The uniform was complete. Even down to belts and equipment.
The only things missing were the tools of his office, but Dantalion believed a more thorough search would turn them up.
The trousers might present a problem, the man being shorter in the leg than Dantalion, but he saw a way round that. The shirts might be a little large, but he only had to fool Jorgenson long enough to take him out and then he wouldn’t be concerned by how many people saw through the disguise.
First, though, he had to get out of his wet clothes. Take a shower. He had no hydrocortisone cream with him to salve his itching skin, but he hoped the dead man would have moisturising lotions of some kind in his bathroom. And he didn’t know of a farm that didn’t possess a rudimentary first-aid kit. Or weapons, he reminded himself. There were always guns on a farm.

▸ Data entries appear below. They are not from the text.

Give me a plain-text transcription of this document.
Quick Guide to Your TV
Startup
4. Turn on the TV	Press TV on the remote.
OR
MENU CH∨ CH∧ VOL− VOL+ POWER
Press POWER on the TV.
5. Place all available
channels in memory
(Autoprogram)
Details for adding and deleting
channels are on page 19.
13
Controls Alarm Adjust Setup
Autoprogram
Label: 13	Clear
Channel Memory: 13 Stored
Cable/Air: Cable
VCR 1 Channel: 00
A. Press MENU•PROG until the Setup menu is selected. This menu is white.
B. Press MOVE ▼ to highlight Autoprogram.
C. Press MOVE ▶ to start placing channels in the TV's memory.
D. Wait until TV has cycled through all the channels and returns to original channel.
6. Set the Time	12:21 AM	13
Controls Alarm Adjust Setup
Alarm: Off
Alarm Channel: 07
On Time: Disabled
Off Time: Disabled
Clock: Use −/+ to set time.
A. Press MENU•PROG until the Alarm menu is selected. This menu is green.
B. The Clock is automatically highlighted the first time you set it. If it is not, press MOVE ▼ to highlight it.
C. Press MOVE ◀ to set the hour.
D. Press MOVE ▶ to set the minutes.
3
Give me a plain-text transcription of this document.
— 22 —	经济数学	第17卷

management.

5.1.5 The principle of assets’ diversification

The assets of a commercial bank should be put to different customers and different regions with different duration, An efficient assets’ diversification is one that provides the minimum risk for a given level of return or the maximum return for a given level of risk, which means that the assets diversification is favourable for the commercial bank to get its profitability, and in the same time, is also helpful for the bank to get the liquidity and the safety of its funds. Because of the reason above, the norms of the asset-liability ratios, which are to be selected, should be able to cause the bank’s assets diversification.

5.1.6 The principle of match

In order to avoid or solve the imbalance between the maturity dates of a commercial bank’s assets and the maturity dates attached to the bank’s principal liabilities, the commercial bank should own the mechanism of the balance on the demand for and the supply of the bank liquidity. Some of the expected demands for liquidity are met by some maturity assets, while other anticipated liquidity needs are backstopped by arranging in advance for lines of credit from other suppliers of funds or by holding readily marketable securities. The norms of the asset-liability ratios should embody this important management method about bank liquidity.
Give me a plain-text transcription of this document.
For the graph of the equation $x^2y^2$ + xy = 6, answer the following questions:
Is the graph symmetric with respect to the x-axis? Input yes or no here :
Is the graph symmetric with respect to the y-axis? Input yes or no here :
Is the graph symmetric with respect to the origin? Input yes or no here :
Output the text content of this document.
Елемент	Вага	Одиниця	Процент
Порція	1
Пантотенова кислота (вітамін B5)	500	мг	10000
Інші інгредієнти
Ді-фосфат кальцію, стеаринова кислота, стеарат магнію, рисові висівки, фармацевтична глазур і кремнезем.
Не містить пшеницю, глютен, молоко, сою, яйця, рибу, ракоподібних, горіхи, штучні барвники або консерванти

He had a tepid shower. Not hot, his skin was too raw. Then he dried off with the softest towel he could find. He dabbed body lotion over the exposed areas of skin on his face and hands, but decided that the rest of his body would be fine as long as he kept covered up and away from direct sunlight. He found antiseptic cream in the same bathroom cupboard and cleaned his bullet wounds. The wounds on his arm and cheek were inconsequential. However, the one on his leg was particularly angry-looking, the flesh at the edges red and swollen like collagen-plump lips. He wondered briefly about the effects the infection could be having on his system. But he discarded the notion. Mind over matter.
Then he set to his hair with a pair of scissors, trimming the long strands into a crew cut. His hair was sparse and tufted in places, and he’d never survive a thorough inspection, but with the hat in place the haircut would suffice.
With the same scissors, he unpicked the hems on the trouser legs, letting them down a full inch. Not too bad, he thought, but tucked them into the tops of his boots all the same. With the shirt on, he folded the back over twice and tucked it into the waistband of his trousers, cinched it in place with a thin leather belt. On went a clip-on tie. The collar sagged a little, and he looked like someone who’d been on a drastic diet and hadn’t gotten round to replacing his wardrobe yet, but over all he didn’t look too bad. He pulled on the jacket and adjusted the wide-brimmed hat to a jaunty angle, admiring himself in a mirror on the bathroom wall. The mark on his jaw was only a graze, not that noticeable if he kept his chin tucked down.
He found a utility closet. Cleaning fluids and brushes and rags were stacked in boxes. On a shelf at head height he found a strong box. Next to it a key. When he popped the lock he found what he’d been looking for.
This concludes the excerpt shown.